By Rob Andrew Dongiapon

Saúl Canelo Álvarez asserted supremacy on Gennady Golovkin, retaining the undisputed super middleweight title in a fashion that contrasts their first two fights, inside T-Mobile Arena in Las Vegas, Sunday. 

Photo Courtesy of Yahoo Sports

Alvarez made the fight a one-sided affair right from the get-go, controlling the tempo with his speed and precision and the threat of his overhands and uppercuts to take Golovkin, at the age of 40, by the horns. 

The judges scored the bout 116-112, 115-113, and 115-113 unanimously in favor of Canelo but a tad bit closer than most thought. 

Punch stats also dictated Alvarez’s domination as the champion connected 27% (130/487) of his total punches thrown compared to Golovkin’s underwhelming 23% (120/521). Power punches were also in favor of Canelo, connecting 39% (85/217) of all power thrown while GGG registered 27% (46/171).

The rivals slugged to a draw in their first fight in 2017, before settling to a controversial majority decision win favoring Alvarez in 2018 — both as 160-lb fighters. 

“I’m glad to share the ring with him,” Canelo said for Golovkin as the two showed mutual respect post-fight. “Thank you so much, my friend. Thank you for everything.” 

The Mexican, 32, came out swinging, establishing his lead foot and forcing Golovkin to fight with his back foot. Golovkin was oftentimes pushed back as Alvarez pounded on GGG’s lack of activity and timidity in the first half of the fight.

Golovkin’s hesitation to throw his marquee rights, perhaps stemming from the threat of Alvarez's uppercuts and counters, made this third installment of their rivalry anything unlike the first two.

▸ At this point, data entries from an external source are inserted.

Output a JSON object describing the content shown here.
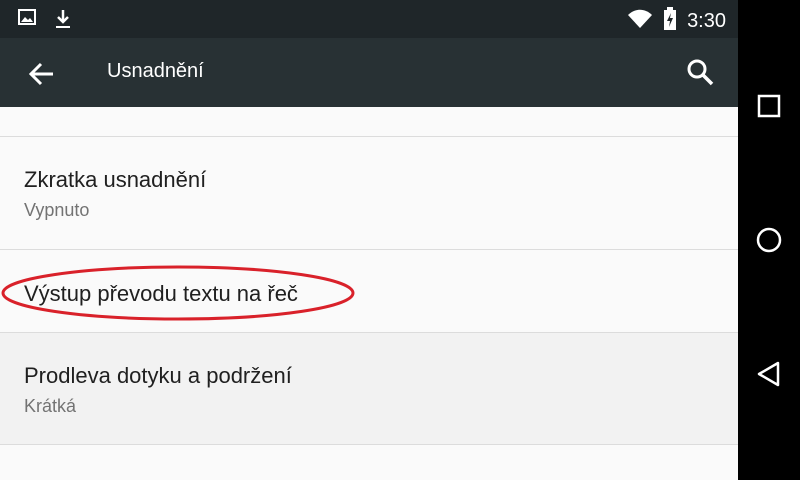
{
  "status_bar": {
    "time": "3:30",
    "icons": [
      "image-icon",
      "download-icon",
      "wifi-icon",
      "battery-charging-icon"
    ]
  },
  "toolbar": {
    "title": "Usnadnění",
    "back_icon": "arrow-left-icon",
    "search_icon": "search-icon"
  },
  "settings": {
    "items": [
      {
        "title": "Zkratka usnadnění",
        "subtitle": "Vypnuto"
      },
      {
        "title": "Výstup převodu textu na řeč",
        "subtitle": ""
      },
      {
        "title": "Prodleva dotyku a podržení",
        "subtitle": "Krátká"
      }
    ]
  },
  "nav_bar": {
    "buttons": [
      "recents-icon",
      "home-icon",
      "back-icon"
    ]
  },
  "colors": {
    "status_bar": "#1f2629",
    "toolbar": "#283134",
    "highlight": "#d9212a",
    "pressed_row": "#f2f2f2"
  }
}
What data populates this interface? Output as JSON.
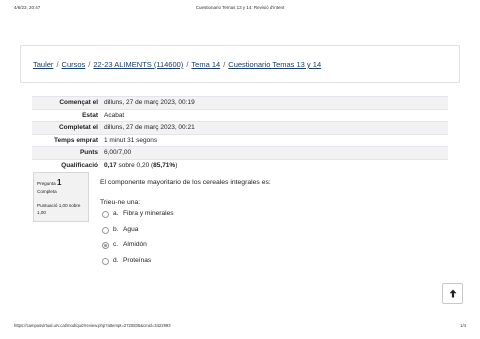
{
  "print_header": {
    "date": "4/6/23, 20:47",
    "title": "Cuestionario Temas 13 y 14: Revisió d'intent"
  },
  "breadcrumb": [
    {
      "label": "Tauler"
    },
    {
      "label": "Cursos"
    },
    {
      "label": "22-23 ALIMENTS (114600)"
    },
    {
      "label": "Tema 14"
    },
    {
      "label": "Cuestionario Temas 13 y 14"
    }
  ],
  "summary": [
    {
      "key": "Començat el",
      "value": "dilluns, 27 de març 2023, 00:19"
    },
    {
      "key": "Estat",
      "value": "Acabat"
    },
    {
      "key": "Completat el",
      "value": "dilluns, 27 de març 2023, 00:21"
    },
    {
      "key": "Temps emprat",
      "value": "1 minut 31 segons"
    },
    {
      "key": "Punts",
      "value": "6,00/7,00"
    },
    {
      "key": "Qualificació",
      "value_bold": "0,17",
      "value_rest": " sobre 0,20 (",
      "value_pct": "85,71%",
      "value_end": ")"
    }
  ],
  "question_info": {
    "prefix": "Pregunta",
    "number": "1",
    "state": "Completa",
    "grade": "Puntuació 1,00 sobre 1,00"
  },
  "question": {
    "text": "El componente mayoritario de los cereales integrales es:",
    "prompt": "Trieu-ne una:",
    "options": [
      {
        "letter": "a.",
        "text": "Fibra y minerales",
        "selected": false
      },
      {
        "letter": "b.",
        "text": "Agua",
        "selected": false
      },
      {
        "letter": "c.",
        "text": "Almidón",
        "selected": true
      },
      {
        "letter": "d.",
        "text": "Proteínas",
        "selected": false
      }
    ]
  },
  "print_footer": {
    "url": "https://campusvirtual.urv.cat/mod/quiz/review.php?attempt=2720835&cmid=3422993",
    "pages": "1/4"
  },
  "icons": {
    "top_button": "arrow-up-icon"
  }
}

Action, for the most part, only came from one pair of boots, right until GGG decided to put on a final quarter hoorah. Alvarez tasted some thudding blows in the ninth as Golovkin picked up some pace, finally deciding to exchange blows. 

Golovkin showed sharpness in his game the rest of the way, turning the tide from being oppressed to the aggressor. Alvarez, however, had the decision win sealed in the first eight rounds as GGG’s final gasp ended in naught.  

The win not only solidified Canelo’s legacy — now standing at 58-2-2, 39 KOs — as the clear-cut victor of this rivalry but also served as a vindication after his stunning loss against Dmitry Bivol in the light heavyweight division last May. 

“I’ve gone through some difficult times with my defeat. And I’ve actually shown that my defeats are great because it enables you to come back and show humility,” Alvarez uttered in Mexican.  

The fight was also Golovkin’s (42-2-1, 37 KOs) first taste of super middleweight stage (168 lbs) after almost exclusively fighting at 160 in his career, where he still holds two titles.